# Selective excitation of multipolar spoof plasmons using orbital angular   momentum of light

**Authors:** Takashi Arikawa, Tomoki Hiraoka, Shohei Morimoto, Francois Blanchard,, Shuntaro Tani, Tomoko Tanaka, Kyosuke Sakai, Hiroki Kitajima, Keiji Sasaki, and Koichiro Tanaka

arXiv: 1905.01314 · 2021-08-03

## TL;DR

This paper demonstrates that orbital angular momentum of light can selectively excite multipolar spoof plasmons in solids, revealing new light-matter interaction mechanisms beyond electric dipole transitions.

## Contribution

It provides the first visual evidence of dipole-forbidden multipolar excitations in solids induced by vortex beams, confirming angular momentum transfer in a solid-state system.

## Key findings

- Selective excitation of multipolar spoof plasmons by vortex beams
- Confirmation of angular momentum conservation in solid-state excitations
- Visualization of dipole-forbidden multipolar excitations in a solid

## Abstract

The nature of light-matter interaction is governed by the spatial-temporal structures of a light field and material wavefunctions.
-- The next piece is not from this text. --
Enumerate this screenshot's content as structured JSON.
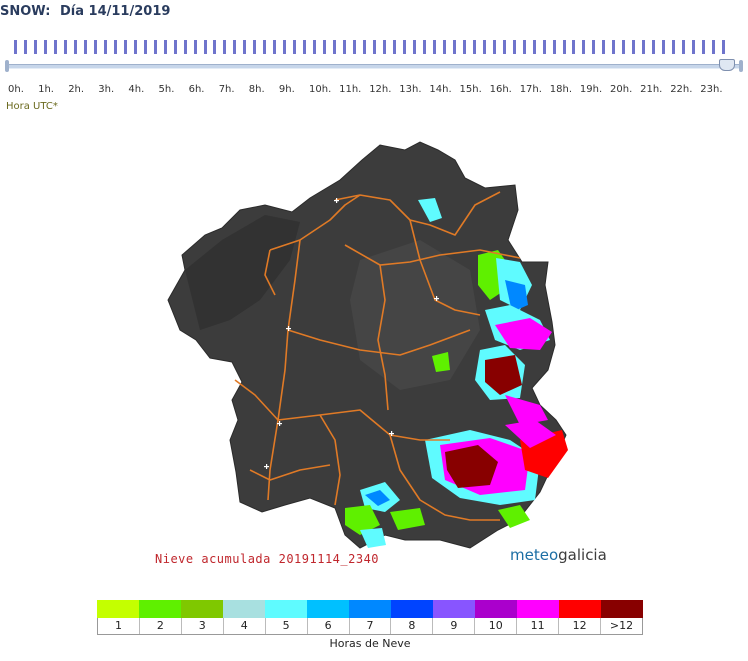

The emergence of the light beam with transverse phase vortex, or equivalently orbital angular momentum (OAM) has been providing intriguing possibilities to induce unconventional optical transitions beyond the framework of the electric dipole interaction. The uniqueness stems from the OAM transfer from light to material, as demonstrated using the bound electron of a single trapped ion. However, many aspects of the vortex light-matter interaction are still unexplored especially in solids with extended electronic states. Here, we unambiguously visualized dipole-forbidden multipolar excitations in a solid-state electron system; spoof localized surface plasmon, selectively induced by the terahertz vortex beam. The results obey the selection rules governed by the conservation of the total angular momentum, which is numerically confirmed by the electromagnetic field analysis. Our results show light's OAM can be efficiently transferred to an elementary excitation in solids.